Insistere con gli idrocarburi implicherebbe di rafforzare la produzione dalle costose e impattanti fonti non convenzionali, per di più in un regime di bassi prezzi perché la domanda sarebbe in contrazione anche nella ‘transizione graduale’ propugnata da Smil: la crisi deflazionistica del comparto Oil&Gas, già rischiata negli ultimi anni prima delle recenti impennate delle quotazioni, a quel punto sarebbe assicurata e gli stati dovrebbero garantire sovvenzioni (oltre a quelle molto generose già esistenti) per evitarne il tracollo; gli stessi stati che, già ampiamente indebitati, dovrebbero finanziare la transizione e mitigare gli effetti peggiori del degrado ambientale. Purtroppo, i rendimenti decrescenti non abitano a casa Smil.

Al di là di queste considerazioni, Come funziona davvero il mondo è attanagliato da un problema più grande, ovvero ridurre la crisi ecologica a una questione di ordine tecnico, delineando un contesto generale dove disporremmo di tutti i mezzi necessari per riformare il business as usual e permettergli di affrontare le difficoltà attuali e dell’immediato futuro. Così facendo, Smil finisce per peccare della medesima ingenuità che caratterizza i giovani attivisti del clima da lui tanto derisi, cioé pensare che l’inazione pressoché totale si debba solamente a pigrizia morale e influenze lobbystiche.

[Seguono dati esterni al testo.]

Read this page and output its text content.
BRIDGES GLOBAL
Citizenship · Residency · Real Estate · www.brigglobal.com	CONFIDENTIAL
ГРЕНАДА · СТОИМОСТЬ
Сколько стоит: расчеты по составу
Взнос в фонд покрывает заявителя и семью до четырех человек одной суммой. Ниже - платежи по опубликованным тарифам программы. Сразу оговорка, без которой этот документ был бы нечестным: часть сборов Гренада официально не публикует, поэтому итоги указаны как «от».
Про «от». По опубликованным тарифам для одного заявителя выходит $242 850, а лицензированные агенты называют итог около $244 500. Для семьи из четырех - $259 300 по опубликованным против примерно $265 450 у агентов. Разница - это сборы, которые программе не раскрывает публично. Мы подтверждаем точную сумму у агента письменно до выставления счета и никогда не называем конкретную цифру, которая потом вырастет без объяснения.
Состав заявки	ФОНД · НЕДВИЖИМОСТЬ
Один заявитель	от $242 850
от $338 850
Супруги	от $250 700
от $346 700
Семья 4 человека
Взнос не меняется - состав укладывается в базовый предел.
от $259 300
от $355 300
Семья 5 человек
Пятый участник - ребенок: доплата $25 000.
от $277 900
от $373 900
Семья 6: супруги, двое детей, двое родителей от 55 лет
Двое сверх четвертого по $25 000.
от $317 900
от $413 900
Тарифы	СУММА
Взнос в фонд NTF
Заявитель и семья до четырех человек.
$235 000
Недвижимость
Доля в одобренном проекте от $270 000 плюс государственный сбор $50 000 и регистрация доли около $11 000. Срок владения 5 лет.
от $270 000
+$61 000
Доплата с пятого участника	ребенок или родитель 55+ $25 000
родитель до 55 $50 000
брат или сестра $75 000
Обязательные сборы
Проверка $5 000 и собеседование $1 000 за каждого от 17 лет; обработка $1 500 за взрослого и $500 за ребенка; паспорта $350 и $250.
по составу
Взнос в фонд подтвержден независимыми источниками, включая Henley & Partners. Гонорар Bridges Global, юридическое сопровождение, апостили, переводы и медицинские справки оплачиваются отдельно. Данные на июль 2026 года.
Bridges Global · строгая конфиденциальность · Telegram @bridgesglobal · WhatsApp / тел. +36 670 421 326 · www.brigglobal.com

Pertanto, alla faccia del tanto dichiarato ‘agnosticismo’, il libro rischia di trasformarsi in un’involontaria apologia della società attuale, per cui non mi stupiscono le recensioni entusiastiche di persone decisamente ‘di parte’ come Steven Pinker. Da grande empirista qual è, Smil ha tanto da dire sul funzionamento del Sistema ma ben poco sul Sistema in sé e per sé. Se lo facesse, forse gli sembrerebbe di smettere i panni dello scienziato per vestire quelli del militante; ma quando si ragiona sulle sorti dell’umanità, poche cose sono ‘militanti’ (nel senso di faziose) quanto le pretese di neutralità e oggettività.